- Genres: Mystery, Adventure
- Developers: Gorilla Systems Corporation (Carnival Caper and Vacation Mystery) Runecraft (Mystery Cruise)
- Publisher: Mattel Media/Mattel Interactive
- Original release: 1998-2000
- First release: Detective Barbie In the Mystery of the Carnival Caper! 1998
- Latest release: Detective Barbie: The Mystery Cruise November 20, 2000

= Detective Barbie =

Detective Barbie is a series of three mystery themed point and click adventure games starring the character Barbie. The series consists of Detective Barbie in the Mystery of the Carnival Caper (1998) Detective Barbie 2: The Vacation Mystery (1999), and Detective Barbie: The Mystery Cruise (2000). The first two games were developed by Gorilla Systems Corporation and published on the PC by Mattel Media/Mattel Interactive. The third game was developed for the PlayStation by Runecraft.

== History ==
In the late 1990s, Mattel often provided the first two games as an included bonus with their pink-and-silver Barbie PCs made by Patriot Computers.

== Plot ==

=== Detective Barbie In the Mystery of the Carnival Caper! ===
Ken went to a local carnival and volunteered for a disappearing magic trick and now he can't be found. It is up the player to locate him. Tasks include gathering clues in specific locations of the park, solving puzzles, and playing mini-games.

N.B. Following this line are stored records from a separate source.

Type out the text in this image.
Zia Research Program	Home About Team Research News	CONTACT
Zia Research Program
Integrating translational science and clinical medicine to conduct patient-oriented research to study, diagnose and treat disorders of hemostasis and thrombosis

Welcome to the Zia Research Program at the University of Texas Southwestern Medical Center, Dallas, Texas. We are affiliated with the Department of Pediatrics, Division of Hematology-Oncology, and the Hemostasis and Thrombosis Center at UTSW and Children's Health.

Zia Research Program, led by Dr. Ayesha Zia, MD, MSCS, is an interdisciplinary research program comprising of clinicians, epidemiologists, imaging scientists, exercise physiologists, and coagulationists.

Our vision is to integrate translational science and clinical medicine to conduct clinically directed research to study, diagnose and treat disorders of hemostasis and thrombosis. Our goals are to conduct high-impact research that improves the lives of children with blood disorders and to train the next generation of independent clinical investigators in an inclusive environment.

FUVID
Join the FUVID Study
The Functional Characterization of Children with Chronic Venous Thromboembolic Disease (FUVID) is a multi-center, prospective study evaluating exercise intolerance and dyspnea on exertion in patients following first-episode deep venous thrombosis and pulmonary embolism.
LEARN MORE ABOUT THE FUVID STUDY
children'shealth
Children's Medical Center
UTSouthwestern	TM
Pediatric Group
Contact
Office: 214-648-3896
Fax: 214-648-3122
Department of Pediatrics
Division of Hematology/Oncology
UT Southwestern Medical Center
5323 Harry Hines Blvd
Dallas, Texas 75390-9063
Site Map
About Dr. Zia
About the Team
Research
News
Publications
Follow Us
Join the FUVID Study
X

=== Detective Barbie 2: The Vacation Mystery ===
Team Barbie Detective (Barbie, Ken, and Becky) solve a mystery regarding a series of antique jewels that have been stolen at Lighthouse Cove hotel. Players can use the Barbie GamePad to play the game. Clues are on different locations each new game. Clues bring Barbie closer to solving the mystery and make her find puzzle pieces that contains a mysterious message on the back once fully assembled.

=== Detective Barbie: The Mystery Cruise ===
Announced on November 20, 2000, this was a two-player game. The premise involves Barbie investigating the disappearance of artworks from a cruise ship.